I mention this because Simon Sinek gave his initial TEDx talk in 2009. It’s been viewed more than 60 million times since, and was the starting point of an empire of “why”. As in: inspirational leadership, powerful brands, and big ideas all begin with purpose; why you do things, why you get up in the morning. “People don’t buy what you do, they buy why you do it”.
Brand Purpose has been a (maybe THE) defining idea in marketing during my career, has been the centre of a lot of great brand strategy work, and a lot of versions of the phrase “we exist to make your life better”. It has also ignited a thousand angry debates with those that lean more toward the marketing science / Ehrenberg-Bass style of strategy. My issue with it is much, much simpler.
I have never met anyone who bought a hamburger because of why McDonald’s made it.*
The obsession with purpose makes sense; the initial audience for all advertising work is someone who identifies deeply with the brand you are working on. A certain subset of CMO, Brand Manager, or anywhere in between is going to be more engaged with the idea they are changing the world, than they are with the idea that they have a slight functional advantage that can be used as a lever. Why is also a great way to elevate some products or processes. But I don’t think why really matters in most cases unless you’ve nailed what and how. Which, IMO, is pretty neglected.
If Purpose is why, then Product/Benefit is what and Process/Craft is how. I think there’s more to be done, in most cases, with what and how, than there is with why.
When I say What, I don’t mean just selling the product itself, but the impact of the product. For all the talk of Nike’s world-beating brand purpose, the subtext is clear: we will make you a better athlete. That’s the promise of Air, of Flyknit, of React and of DryFit. Baked into the product is a narrative of what you’re actually buying, and it’s not a higher ideal. A strategy about what is a story about “From X / To Y”. That can be about changing a situation, a belief, or a person. But it’s inherently more impactful to say you run a food bank than it is to say that no one should go hungry. A strategy based around What, is a strategy based around actions, not just beliefs. And there’s a tendency to believe that these things are just proof points for a higher ideal, rather than a story unto themselves.
Every luxury brand in the world tells a story about heritage that is confused with a story about purpose. But usually these are actually stories about How, about craft and process; you care that Hermes started making harnesses in 1837 not because you admire a passion for the equestrian, but because 186 years of continuous leather working tells you that they have figured out some magical stuff along the way. The how of things is always a better demonstration of belief and purpose than any statement; if you spend a full year making each product so precisely it can function for decades, telling that story is infinitely more persuasive than saying “it’s a product you can have for a lifetime”. We’ve confused a time of shorter attention spans with a requirement for dumber messages - but extraordinary claims require extraordinary evidence.
My problem, then, is that Why is actually a question, to which What and How are answers.
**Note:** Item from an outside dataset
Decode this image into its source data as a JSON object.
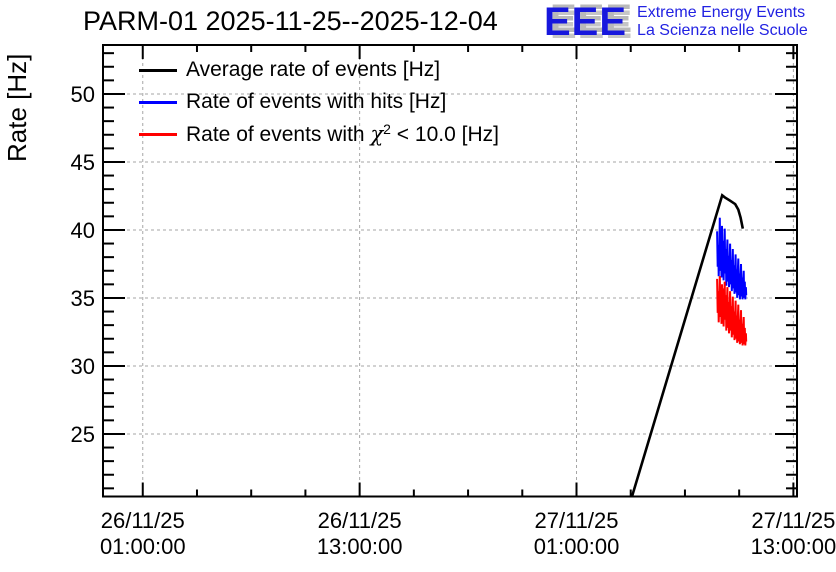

I’m not actually blaming Sinek for a decade plus of sub-par marketing, because his point was to START with why, not finish there. The problem is, with budgets, media placements, and timelines shrinking, there’s a tendency to just start and… keep starting.
A better approach would be to channel great fictional characters, and understand that your motivations should be kept for yourself and those you trust most in the world. Your actions, however - what you do and how you do it - are what you will always be judged on. Batman saves the day, he doesn’t stop every person in distress into to tell them that his parents were murdered.
Most brands could stand to be more like Batman.
*I can speak to this with some small amount of authority, I’ve won awards for work selling McDonald’s hamburgers.